Hay que tratar la naturaleza reduciendo sus formas al cilindro, a la esfera y al cono, poniéndolo todo en perspectiva, de manera que cada lado de un objeto, cada plano, se enderece hacia un plano central. 25

Este postulado se convirtió en el evangelio de una escuela de pintura conocida con el equívoco nombre de “cubismo”. El primer cuadro cubista de Picasso fue diseñado por entero con cilindros, conos y círculos, en tanto que otros representantes del movimiento veían la naturaleza como cuerpos angulares: pirámides, paralelepípedos, octaedros. 26

Pero, sea que pintaran desde el punto de vista de los cubos o que lo hicieran desde el punto de vista de los cilindros o de los conos, la finalidad declarada de los cubistas era reducir todo objeto a una configuración de cuerpos geométricos regulares. Ahora bien, el rostro humano no está hecho de cuerpos regulares, así como las órbitas de los planetas no representan círculos regulares. Pero, en ambos casos, es posible “salvar los fenómenos”: en Femme au miroir, de Picasso, la reducción de los ojos y del labio superior del modelo a un juego de esferas, pirámides y paralelepípedos, exhibe la misma inventiva y la inspirada locura de las esferas metidas dentro de esferas, de Eudoxo.

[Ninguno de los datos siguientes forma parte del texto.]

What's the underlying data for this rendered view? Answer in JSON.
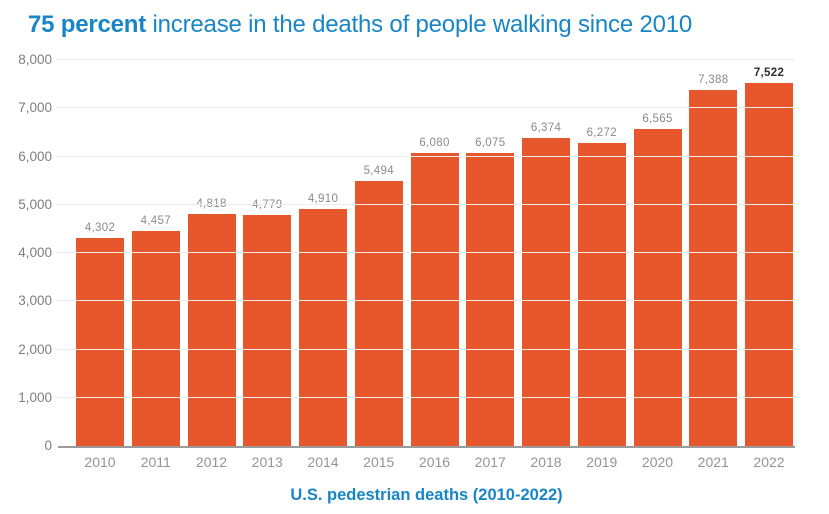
{
  "title": {
    "emphasis": "75 percent",
    "rest": " increase in the deaths of people walking since 2010"
  },
  "caption": "U.S. pedestrian deaths (2010-2022)",
  "colors": {
    "bar_orange": "#e8572c",
    "accent_blue": "#1886c6",
    "gridline_gray": "#ececec",
    "axis_line_gray": "#9b9b9b",
    "tick_label_gray": "#7e7e7e",
    "value_label_gray": "#8a8a8a",
    "emphasized_value_label": "#2e2e2e"
  },
  "chart_data": {
    "type": "bar",
    "title": "75 percent increase in the deaths of people walking since 2010",
    "xlabel": "U.S. pedestrian deaths (2010-2022)",
    "ylabel": "",
    "categories": [
      "2010",
      "2011",
      "2012",
      "2013",
      "2014",
      "2015",
      "2016",
      "2017",
      "2018",
      "2019",
      "2020",
      "2021",
      "2022"
    ],
    "values": [
      4302,
      4457,
      4818,
      4779,
      4910,
      5494,
      6080,
      6075,
      6374,
      6272,
      6565,
      7388,
      7522
    ],
    "value_labels": [
      "4,302",
      "4,457",
      "4,818",
      "4,779",
      "4,910",
      "5,494",
      "6,080",
      "6,075",
      "6,374",
      "6,272",
      "6,565",
      "7,388",
      "7,522"
    ],
    "emphasized_label_index": 12,
    "ylim": [
      0,
      8000
    ],
    "ytick_interval": 1000,
    "yticks": [
      "0",
      "1,000",
      "2,000",
      "3,000",
      "4,000",
      "5,000",
      "6,000",
      "7,000",
      "8,000"
    ],
    "grid": "horizontal",
    "legend": "none",
    "bar_color": "#e8572c"
  }
}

Es bastante deprimente imaginar qué habría ocurrido con la pintura si el postulado cubista de Cézanne se hubiera convertido en un dogma, como lo fue el de Platón acerca de la esfera: Picasso se habría visto condenado a seguir pintando vasos cilíndricos cada vez más elaborados, hasta el extremo más estéril. Y ciertos talentos menores no habrían tardado en comprobar que era más fácil “salvar los fenómenos” con la regla y el compás, en el papel cuadriculado y bajo una lámpara de neón, que enfrentando los escándalos de la naturaleza. Afortunadamente, el cubismo fue solo una fase pasajera, porque los pintores tienen la libertad de elegir su estilo; pero los astrónomos del pasado no tenían esa misma libertad. El estilo en que el cosmos se representaba tenía, como vimos, relación directa con las cuestiones fundamentales de la filosofía, y luego, durante la Edad Media, guardó relación fundamental con la teología. La maldición del “esferismo” pesó sobre la visión humana del universo durante dos mil años.